だが、海惇の声を聞いたその日、彼は言った。
──おれは、この人のために死んでもいいと思った。自分でも意味がわからなかったが、そう思ったんだ
烈馬は、剣で命を奪うが、海惇は声で人の心を折った。
それを理解していたからこそ、烈馬はその背中に立ち続けた。
次に仕えたのは、魁迅。
魁迅は、軍に入る前は山賊であったと噂されるが、その実、書を愛する男だった。
戦の合間に筆を走らせ、戦況を詩にし、仲間の名を記録した。
だが彼も、初めて海惇の叫びを聞いたとき、その手の筆を折った。
──こんな音が、世に存在するのか。言葉では残せない。

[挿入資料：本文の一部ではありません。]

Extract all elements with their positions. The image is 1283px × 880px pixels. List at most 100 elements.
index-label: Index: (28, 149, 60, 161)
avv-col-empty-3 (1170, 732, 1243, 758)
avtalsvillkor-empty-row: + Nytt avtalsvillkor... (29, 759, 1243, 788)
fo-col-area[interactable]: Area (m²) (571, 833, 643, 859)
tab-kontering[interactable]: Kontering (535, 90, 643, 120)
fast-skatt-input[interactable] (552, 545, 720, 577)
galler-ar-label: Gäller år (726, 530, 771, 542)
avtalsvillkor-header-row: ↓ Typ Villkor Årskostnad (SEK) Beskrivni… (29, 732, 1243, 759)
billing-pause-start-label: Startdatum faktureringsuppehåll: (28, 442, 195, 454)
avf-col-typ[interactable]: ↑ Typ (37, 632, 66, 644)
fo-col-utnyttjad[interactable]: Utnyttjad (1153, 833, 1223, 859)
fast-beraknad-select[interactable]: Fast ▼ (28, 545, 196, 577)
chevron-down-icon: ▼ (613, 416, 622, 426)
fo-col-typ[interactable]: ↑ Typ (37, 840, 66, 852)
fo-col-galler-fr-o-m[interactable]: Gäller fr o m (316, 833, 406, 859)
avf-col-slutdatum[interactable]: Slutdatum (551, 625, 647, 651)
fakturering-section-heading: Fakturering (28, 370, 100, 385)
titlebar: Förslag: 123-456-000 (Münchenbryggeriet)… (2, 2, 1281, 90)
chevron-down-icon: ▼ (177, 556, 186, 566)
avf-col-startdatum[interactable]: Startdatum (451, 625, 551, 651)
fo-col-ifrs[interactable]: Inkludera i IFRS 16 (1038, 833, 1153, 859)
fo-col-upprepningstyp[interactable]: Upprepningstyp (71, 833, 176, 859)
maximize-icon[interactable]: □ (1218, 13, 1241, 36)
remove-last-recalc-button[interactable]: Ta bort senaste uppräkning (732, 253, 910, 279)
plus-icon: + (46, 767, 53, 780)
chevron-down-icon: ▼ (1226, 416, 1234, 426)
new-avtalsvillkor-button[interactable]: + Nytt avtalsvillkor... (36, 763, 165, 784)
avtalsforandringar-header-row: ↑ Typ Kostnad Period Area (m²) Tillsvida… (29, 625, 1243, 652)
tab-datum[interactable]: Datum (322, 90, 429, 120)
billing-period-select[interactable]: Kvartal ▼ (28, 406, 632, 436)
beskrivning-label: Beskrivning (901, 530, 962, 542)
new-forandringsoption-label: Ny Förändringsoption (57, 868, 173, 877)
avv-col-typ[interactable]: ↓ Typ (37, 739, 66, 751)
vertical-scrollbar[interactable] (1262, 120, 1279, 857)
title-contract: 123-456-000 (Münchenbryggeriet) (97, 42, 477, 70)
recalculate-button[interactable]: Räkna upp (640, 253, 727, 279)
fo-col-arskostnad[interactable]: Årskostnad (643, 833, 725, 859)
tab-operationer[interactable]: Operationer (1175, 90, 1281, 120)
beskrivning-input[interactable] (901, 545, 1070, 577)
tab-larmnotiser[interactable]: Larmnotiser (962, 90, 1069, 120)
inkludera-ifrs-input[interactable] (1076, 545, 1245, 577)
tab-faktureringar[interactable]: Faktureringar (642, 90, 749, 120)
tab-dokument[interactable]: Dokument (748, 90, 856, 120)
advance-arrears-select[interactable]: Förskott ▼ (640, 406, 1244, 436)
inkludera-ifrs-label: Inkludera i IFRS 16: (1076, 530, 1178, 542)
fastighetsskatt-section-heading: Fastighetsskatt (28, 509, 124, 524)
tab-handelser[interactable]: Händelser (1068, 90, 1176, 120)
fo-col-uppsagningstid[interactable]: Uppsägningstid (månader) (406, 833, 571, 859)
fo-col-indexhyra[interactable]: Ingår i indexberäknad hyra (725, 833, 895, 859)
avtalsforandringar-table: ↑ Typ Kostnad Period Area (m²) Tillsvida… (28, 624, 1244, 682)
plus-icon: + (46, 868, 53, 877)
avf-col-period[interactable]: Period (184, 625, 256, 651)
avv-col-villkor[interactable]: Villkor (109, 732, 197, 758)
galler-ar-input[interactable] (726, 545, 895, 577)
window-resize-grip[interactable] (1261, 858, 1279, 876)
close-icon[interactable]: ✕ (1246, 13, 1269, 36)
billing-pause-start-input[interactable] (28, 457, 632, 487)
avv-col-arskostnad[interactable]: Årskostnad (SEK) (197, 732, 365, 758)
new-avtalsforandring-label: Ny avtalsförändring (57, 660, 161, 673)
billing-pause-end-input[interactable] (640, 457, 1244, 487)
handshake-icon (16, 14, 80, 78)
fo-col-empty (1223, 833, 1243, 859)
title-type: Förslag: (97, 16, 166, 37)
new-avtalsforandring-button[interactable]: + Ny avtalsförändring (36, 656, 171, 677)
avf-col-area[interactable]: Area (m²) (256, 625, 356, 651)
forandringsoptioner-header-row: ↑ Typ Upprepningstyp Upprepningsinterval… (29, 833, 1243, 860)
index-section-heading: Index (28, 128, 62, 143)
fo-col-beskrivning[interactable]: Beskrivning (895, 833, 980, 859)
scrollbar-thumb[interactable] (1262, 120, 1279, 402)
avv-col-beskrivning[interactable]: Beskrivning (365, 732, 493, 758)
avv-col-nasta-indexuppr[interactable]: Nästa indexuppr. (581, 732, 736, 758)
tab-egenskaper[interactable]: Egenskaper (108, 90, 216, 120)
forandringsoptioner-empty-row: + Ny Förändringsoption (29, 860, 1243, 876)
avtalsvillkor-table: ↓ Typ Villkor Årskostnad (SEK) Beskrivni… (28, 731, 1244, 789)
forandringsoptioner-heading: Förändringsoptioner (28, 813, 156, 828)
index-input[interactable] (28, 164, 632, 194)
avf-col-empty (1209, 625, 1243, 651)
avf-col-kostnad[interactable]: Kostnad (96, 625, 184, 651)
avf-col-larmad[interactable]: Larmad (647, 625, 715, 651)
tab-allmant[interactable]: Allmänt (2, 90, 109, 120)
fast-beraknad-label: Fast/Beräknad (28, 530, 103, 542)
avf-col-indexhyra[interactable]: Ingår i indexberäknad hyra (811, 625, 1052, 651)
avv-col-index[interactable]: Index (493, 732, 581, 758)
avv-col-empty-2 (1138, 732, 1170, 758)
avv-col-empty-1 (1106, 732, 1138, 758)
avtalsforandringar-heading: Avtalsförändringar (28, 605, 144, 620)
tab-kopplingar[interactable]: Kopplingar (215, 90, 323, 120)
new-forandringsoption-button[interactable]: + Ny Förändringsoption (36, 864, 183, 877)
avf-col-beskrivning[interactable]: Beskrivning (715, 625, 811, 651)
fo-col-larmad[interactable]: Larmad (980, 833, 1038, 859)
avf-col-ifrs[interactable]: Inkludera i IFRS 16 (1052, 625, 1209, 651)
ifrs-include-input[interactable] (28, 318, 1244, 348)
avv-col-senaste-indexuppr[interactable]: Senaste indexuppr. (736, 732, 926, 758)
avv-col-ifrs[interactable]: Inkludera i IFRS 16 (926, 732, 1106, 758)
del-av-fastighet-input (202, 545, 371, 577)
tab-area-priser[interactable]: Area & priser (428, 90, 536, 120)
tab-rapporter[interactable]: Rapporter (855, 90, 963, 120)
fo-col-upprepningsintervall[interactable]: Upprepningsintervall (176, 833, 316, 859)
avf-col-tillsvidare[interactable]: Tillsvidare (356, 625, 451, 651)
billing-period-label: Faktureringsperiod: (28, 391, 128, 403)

これは、魂に刻むしかない
三人目は刀颯。
最年少で、最も無鉄砲で、誰よりも海惇に憧れていた。
彼は自分の名を、海惇に倣って「刀」の字を入れたと語ったが、
決して真似ではなく、「自分はこの人の剣になりたい」と願っていた。
海惇は、それを悟っていながら決して言葉にしなかった。
刀颯もまた、海惇がそれに気づいていることに気づいていた。
その微妙な距離感のまま、三人の部下は海惇の影となり、矛となり、盾となった。
戦場は血と泥の匂いに満ちていたが、
海惇の陣だけは、なぜか風がよく通ると言われていた。
それは、彼が声を発するたびに、空気そのものが変わっていたからかもしれない。
戦において、風向きとはしばしば勝敗を決する要因である。
矢の飛び、火計の燃え広がり、煙の流れ──すべては風に左右される。
だが、海惇が声を上げたとき、そのすべての理が一瞬崩れるのだった。
風が逆巻き、煙が割れ、空が震える。
その咆哮の中心にいたのが、ただの一将──海惇であった。
ある者は言った。
──声が風を呼ぶのではなく、風が彼に屈しているのだ
その言葉を、烈馬は好んでいた。
魁迅はそれを書に残すことはなかった。
刀颯は、それを信じることよりも、ただ目の前の敵を斬ることに集中していた。
海惇が部隊を任された頃には、すでにその評判は周囲に広まりつつあった。
彼に近づく者もいれば、遠巻きに見る者もいた。
部下の中には彼の“声”を恐れて近づけぬ者もいた。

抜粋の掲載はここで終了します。